Por eso las mujeres, las familias, la vida cotidiana, la vida privada, no parecen estar en la historia. Por eso parece como si ésta sólo se compusiera de momentos de excepción, de acontecimientos de carácter político o militar o artístico que, como dice Asunción Lavrin, “son los signos de distinción de un mundo dominado por valores masculinos y orientado a las acciones de los hombres”,1 mientras que las mujeres “sólo” cuidamos, nutrimos, limpiamos, consolamos, nada de lo cual parece significativo ni importante.

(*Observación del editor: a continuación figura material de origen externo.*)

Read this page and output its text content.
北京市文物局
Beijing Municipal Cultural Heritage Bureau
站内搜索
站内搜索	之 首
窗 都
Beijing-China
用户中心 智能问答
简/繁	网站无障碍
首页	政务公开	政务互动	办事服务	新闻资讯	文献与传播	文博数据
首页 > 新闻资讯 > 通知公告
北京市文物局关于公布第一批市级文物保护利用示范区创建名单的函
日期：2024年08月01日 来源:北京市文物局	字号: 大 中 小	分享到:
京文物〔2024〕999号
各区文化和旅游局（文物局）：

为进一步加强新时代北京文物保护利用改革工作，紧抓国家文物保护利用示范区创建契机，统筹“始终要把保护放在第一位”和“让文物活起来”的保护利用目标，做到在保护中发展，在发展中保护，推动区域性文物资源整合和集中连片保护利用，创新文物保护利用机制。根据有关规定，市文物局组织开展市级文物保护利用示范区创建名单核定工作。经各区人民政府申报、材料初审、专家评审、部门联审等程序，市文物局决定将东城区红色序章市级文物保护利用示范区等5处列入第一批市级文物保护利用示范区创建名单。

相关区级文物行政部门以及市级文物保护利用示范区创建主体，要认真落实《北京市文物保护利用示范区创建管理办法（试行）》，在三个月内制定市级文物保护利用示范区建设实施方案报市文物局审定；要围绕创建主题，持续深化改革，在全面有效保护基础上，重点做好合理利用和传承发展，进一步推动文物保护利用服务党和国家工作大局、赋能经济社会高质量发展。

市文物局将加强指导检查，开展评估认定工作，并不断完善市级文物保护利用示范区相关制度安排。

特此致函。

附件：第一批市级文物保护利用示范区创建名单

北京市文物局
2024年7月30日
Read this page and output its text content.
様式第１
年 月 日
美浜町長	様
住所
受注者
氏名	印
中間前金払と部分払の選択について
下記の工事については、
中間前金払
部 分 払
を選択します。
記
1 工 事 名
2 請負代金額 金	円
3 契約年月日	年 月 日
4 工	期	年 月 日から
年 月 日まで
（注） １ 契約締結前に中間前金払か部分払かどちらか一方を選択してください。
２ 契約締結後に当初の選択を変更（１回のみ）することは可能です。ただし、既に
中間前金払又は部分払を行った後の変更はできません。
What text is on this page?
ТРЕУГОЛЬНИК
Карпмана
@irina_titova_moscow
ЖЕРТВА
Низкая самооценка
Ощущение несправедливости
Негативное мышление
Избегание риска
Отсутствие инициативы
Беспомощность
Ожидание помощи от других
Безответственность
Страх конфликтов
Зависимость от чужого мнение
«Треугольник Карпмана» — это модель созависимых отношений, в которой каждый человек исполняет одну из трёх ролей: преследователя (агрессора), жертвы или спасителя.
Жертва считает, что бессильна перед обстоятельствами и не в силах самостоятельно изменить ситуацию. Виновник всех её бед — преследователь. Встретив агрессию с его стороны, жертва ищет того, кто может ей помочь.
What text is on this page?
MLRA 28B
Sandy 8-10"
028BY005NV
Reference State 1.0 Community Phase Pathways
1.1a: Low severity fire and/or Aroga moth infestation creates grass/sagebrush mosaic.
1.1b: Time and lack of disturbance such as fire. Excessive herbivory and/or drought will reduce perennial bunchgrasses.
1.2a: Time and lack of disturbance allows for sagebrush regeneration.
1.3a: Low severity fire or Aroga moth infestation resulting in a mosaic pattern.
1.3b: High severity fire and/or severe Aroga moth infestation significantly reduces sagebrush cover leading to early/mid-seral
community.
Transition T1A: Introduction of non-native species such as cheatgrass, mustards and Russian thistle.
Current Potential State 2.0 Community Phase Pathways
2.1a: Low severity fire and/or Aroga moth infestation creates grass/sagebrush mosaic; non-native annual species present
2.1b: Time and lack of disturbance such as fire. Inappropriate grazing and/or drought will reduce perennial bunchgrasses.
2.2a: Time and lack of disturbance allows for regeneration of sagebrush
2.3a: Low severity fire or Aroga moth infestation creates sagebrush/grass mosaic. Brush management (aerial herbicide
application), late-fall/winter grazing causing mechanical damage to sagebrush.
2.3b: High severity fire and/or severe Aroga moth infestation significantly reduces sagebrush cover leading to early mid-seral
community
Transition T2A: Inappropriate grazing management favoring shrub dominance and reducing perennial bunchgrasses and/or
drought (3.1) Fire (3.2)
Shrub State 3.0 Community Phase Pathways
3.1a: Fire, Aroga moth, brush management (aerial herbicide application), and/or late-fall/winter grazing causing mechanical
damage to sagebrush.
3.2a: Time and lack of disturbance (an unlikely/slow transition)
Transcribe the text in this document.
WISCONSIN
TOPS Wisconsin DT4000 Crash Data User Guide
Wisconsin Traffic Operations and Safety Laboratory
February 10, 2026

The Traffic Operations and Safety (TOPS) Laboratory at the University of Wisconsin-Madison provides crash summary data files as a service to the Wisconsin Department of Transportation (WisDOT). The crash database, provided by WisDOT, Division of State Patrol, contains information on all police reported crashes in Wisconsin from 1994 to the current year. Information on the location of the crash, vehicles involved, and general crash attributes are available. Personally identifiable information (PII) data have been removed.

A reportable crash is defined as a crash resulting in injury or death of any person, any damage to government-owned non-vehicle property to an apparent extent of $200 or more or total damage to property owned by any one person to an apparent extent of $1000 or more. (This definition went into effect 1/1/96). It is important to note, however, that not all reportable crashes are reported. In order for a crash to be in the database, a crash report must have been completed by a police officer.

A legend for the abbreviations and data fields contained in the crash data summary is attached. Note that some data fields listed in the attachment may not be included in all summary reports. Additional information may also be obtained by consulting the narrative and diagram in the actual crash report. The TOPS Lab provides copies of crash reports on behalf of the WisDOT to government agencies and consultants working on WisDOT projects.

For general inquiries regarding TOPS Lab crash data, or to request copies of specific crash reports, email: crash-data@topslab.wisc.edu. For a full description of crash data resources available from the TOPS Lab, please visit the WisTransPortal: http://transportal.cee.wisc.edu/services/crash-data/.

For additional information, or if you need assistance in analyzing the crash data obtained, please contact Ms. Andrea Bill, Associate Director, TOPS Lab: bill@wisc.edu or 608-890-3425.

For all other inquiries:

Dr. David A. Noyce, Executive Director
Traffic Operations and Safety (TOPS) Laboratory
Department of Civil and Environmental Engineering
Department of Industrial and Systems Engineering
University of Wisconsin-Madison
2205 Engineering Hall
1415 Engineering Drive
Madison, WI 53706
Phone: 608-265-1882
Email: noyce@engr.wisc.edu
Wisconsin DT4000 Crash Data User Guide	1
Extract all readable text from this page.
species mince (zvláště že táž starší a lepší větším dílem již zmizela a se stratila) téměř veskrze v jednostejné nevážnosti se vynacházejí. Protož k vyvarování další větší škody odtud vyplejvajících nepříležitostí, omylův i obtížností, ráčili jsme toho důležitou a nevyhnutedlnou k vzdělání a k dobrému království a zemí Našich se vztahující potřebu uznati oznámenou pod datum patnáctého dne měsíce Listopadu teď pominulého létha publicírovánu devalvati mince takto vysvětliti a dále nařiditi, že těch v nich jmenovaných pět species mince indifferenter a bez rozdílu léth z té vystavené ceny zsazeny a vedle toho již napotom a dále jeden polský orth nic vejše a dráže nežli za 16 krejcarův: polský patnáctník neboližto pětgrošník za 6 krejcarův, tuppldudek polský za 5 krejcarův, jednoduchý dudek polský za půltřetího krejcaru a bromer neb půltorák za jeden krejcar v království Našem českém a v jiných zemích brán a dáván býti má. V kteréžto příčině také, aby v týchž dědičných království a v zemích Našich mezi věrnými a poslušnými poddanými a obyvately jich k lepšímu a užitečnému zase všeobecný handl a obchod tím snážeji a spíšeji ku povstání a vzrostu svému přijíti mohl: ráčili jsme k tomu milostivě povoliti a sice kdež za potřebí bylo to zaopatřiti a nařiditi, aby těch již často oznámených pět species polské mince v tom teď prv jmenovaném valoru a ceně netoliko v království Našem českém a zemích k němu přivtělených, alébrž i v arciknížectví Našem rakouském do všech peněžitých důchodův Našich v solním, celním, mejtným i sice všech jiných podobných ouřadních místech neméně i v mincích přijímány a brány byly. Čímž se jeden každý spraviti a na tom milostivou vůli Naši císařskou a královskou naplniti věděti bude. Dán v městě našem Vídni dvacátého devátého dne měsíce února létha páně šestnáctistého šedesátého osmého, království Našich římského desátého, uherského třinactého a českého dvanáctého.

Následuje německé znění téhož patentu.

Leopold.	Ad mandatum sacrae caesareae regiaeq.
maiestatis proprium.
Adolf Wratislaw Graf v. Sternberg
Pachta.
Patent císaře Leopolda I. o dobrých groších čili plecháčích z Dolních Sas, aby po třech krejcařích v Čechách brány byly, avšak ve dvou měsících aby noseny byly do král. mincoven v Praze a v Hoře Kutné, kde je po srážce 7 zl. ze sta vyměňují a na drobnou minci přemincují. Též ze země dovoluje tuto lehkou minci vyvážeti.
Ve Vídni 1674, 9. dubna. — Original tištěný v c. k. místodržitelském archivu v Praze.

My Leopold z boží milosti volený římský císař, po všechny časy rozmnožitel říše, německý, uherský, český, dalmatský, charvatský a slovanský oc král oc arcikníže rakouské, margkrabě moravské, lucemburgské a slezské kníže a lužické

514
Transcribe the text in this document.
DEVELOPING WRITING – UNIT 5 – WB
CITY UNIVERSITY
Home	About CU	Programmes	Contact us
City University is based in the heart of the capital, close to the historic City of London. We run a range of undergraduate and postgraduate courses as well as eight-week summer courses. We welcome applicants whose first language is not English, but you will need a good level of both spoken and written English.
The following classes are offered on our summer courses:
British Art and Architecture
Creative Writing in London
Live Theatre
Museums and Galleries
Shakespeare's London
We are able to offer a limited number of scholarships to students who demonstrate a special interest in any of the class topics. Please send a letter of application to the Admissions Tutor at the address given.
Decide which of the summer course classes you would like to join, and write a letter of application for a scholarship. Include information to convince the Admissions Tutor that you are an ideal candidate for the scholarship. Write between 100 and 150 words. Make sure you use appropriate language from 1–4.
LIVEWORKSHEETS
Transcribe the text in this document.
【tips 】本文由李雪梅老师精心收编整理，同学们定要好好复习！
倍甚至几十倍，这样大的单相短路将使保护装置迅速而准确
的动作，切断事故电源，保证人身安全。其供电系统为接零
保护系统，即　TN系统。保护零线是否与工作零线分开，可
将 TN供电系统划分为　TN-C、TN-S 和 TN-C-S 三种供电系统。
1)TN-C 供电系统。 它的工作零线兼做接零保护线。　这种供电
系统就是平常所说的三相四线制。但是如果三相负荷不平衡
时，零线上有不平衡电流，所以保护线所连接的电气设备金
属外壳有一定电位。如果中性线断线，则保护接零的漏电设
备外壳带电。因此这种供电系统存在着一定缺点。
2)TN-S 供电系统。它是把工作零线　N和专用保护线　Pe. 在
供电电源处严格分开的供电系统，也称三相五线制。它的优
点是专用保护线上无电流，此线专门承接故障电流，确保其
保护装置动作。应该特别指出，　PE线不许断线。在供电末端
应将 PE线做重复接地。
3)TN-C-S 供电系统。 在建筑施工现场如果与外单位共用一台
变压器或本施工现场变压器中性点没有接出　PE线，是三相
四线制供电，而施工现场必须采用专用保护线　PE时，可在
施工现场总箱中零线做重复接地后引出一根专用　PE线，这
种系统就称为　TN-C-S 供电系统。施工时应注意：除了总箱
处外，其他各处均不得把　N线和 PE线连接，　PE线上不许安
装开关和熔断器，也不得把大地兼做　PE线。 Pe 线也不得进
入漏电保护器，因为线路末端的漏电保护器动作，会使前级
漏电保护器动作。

Pero es en la vida privada, esa que se lleva a cabo dentro del hogar y la familia, donde se define lo que somos. Porque ¿para qué se hace la guerra y la política y para qué se estudia y se investiga la naturaleza y se invierte en tecnología y se escriben novelas y se componen conciertos sino para alcanzar una mejor calidad de vida, de la vida de todos los días y de cada uno de los seres humanos?

Y sin embargo, hasta hace poco tiempo, no quisimos asomarnos a ese otro lado, no creíamos importante sacar de la oscuridad esa vida de todos los días que es la que nutre, sostiene, alienta, consuela, justifica y explica a los grandes acontecimientos, a los héroes, a los creadores, a las filosofías y a las artes.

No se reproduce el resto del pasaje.